Other poems draw out discussions and arguments on the left. Rootless Cosmopolitan begins with the life of Janine’s great grandfather Edward, “stitching boots / digging roots” and rises to a defence of all who have “travelled…can’t be trusted”, who “don’t count as a native / mixed-up, exotic / not so patriotic”.

Again, by rooting the poem in personal experience, this writing bring lofty and evasive arguments about who belongs back to the lives of real people. Labour Heartlands follows some of the same concerns about our labour movement developing a false opposition between progressive politics and working-class votes.

A Tale of Two Cities, written in response to the Grenfell Tower fire, exemplifies one of the themes running through the book.

Several poems are concerned with the victims and survivors of austerity. Simple, but potent, lines like “People die like this / when people live like this” pull a long poem, covering many examples of inhumanity, greed and inequality, into sharp political focus.

Hackney Gardens mourns the cutting of public services in a similar vein and Unlucky Number rages against the increasingly small number of rich people whose wealth is greater than the poorest half of the population. I really enjoyed Not OK, taking to task a poster that reads “It’s OK to not be OK” and arguing that lots of people not being OK is symptomatic of a much wider problem with “those who rule us and could not care less”.

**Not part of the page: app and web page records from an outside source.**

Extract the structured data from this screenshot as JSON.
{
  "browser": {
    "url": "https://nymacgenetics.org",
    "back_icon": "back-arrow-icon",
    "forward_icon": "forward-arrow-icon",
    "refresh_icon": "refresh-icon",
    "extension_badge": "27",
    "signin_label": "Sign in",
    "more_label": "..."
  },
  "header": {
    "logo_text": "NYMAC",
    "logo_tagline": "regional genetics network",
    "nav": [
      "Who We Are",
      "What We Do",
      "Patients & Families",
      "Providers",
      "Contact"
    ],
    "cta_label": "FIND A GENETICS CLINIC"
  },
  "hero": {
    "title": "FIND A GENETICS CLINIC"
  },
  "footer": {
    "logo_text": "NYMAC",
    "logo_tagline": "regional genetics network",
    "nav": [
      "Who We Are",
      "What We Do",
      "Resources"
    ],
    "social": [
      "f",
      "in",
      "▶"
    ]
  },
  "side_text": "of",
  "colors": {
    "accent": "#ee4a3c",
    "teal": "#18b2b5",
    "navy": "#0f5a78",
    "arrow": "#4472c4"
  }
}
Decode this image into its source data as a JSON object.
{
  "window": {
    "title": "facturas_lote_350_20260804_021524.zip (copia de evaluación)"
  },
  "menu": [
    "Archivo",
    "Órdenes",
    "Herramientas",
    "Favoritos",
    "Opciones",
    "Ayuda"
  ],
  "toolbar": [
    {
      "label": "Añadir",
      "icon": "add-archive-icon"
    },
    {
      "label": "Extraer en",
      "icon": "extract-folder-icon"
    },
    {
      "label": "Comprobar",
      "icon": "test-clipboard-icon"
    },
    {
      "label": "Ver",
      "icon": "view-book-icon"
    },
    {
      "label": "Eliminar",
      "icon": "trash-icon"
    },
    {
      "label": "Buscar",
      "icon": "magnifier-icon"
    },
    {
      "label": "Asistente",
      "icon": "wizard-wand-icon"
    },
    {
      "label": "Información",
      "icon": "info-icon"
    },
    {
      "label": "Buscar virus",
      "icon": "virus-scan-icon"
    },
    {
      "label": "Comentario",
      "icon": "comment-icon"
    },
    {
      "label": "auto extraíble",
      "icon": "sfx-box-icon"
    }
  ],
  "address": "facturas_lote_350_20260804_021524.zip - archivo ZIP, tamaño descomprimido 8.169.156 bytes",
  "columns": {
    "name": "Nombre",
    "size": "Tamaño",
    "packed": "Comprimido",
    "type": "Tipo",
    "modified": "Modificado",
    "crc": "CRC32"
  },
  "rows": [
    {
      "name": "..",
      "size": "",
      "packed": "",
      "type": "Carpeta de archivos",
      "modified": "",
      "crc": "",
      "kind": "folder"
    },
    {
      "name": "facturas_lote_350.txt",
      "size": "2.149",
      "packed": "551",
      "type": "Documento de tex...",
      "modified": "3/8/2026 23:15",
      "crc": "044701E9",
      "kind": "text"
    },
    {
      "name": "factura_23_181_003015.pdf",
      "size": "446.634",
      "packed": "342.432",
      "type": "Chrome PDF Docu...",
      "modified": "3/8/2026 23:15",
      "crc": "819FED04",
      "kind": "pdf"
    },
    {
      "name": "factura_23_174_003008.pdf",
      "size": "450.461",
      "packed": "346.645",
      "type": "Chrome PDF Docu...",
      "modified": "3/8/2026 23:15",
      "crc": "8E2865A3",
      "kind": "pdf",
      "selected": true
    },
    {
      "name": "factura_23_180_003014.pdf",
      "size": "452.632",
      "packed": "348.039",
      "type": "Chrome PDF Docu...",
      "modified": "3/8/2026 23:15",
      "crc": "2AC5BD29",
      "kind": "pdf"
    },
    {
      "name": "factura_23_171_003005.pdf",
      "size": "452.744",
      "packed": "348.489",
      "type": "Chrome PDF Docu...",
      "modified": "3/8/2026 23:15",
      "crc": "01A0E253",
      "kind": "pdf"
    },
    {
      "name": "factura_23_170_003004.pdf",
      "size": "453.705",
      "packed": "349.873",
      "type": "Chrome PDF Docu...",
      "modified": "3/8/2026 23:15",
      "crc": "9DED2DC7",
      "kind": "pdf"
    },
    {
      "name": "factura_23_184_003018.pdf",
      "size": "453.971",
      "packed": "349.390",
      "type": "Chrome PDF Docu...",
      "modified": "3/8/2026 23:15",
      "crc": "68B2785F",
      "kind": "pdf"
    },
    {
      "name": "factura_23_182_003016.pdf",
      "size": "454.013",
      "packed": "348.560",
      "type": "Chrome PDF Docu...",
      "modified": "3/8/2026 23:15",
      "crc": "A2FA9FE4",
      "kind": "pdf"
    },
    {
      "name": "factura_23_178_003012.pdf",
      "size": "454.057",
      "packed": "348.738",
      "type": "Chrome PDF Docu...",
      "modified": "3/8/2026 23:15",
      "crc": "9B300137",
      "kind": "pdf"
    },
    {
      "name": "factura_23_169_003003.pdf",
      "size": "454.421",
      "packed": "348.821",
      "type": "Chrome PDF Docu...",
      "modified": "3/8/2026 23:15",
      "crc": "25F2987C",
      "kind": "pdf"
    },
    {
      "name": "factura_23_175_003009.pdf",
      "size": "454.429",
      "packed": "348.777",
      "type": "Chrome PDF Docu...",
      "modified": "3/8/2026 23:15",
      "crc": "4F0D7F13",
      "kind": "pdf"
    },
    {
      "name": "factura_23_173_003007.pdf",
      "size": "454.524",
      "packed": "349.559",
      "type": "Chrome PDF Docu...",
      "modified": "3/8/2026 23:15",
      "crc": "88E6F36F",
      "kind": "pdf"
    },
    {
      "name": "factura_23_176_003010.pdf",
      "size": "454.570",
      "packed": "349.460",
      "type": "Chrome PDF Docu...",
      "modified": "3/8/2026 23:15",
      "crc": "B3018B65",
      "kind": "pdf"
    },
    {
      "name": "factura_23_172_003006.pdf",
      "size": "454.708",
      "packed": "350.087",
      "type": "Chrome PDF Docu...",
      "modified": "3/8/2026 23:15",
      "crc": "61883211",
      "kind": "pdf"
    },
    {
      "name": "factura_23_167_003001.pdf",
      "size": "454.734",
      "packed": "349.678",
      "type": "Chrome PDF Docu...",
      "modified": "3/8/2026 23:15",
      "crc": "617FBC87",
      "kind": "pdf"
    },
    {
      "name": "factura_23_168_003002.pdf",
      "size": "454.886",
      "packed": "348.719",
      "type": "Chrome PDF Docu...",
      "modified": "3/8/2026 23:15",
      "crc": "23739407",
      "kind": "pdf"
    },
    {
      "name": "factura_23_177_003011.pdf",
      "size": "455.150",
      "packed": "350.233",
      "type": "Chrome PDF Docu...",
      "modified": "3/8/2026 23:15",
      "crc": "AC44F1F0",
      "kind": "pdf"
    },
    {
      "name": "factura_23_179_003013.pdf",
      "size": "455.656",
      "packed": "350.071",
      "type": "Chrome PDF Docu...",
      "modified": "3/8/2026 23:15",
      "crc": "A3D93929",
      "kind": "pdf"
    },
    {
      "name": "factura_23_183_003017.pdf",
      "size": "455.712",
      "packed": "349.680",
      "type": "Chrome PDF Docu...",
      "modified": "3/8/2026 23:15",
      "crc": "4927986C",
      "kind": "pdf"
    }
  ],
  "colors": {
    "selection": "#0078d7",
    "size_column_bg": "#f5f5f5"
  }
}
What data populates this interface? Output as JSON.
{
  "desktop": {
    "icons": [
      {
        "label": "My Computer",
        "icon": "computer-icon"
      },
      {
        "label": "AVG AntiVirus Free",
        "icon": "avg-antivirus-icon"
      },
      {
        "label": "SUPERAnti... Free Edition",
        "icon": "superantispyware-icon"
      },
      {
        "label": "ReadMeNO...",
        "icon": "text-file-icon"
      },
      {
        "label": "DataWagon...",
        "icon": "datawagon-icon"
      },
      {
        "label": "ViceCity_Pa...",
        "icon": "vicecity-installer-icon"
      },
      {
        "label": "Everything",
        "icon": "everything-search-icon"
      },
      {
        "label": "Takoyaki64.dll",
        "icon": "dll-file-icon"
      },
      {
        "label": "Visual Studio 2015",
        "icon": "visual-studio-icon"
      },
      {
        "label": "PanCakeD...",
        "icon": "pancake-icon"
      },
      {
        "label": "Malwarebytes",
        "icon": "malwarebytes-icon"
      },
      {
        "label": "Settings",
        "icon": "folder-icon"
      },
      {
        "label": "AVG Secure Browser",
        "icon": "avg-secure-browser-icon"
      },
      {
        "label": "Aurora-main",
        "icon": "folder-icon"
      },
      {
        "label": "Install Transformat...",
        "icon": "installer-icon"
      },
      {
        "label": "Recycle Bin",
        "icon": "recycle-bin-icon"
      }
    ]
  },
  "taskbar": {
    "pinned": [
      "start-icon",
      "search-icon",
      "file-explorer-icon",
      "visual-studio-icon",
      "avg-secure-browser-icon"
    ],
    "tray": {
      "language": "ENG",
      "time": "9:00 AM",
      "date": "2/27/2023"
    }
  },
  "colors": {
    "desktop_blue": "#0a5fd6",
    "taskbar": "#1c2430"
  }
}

Janine seems to enjoy exploring quite rigid forms and seeing what she can get out of them. Fighting Tories features several pantoums, where some lines are repeated in subsequent verses, but in different orders. Janine manages to create different effects out of this repetitive device.

Planet Pantoum evokes feelings of repeating slogans in the climate movement that fall on the deaf ears of politicians and capitalists whose short-term interests don’t align with saving the planet. The poem resolves itself in a final, angry “We need a revolution / Bring the City to a standstill”.

This Place uses the form to create a feeling of wistfulness, even a hint of mourning and a sense of family life having been paused in a way that is cruel and preventable.

Fighting Tories is touching, funny and stokes a feeling of justified rage at the government, the rich, and their assault on our society.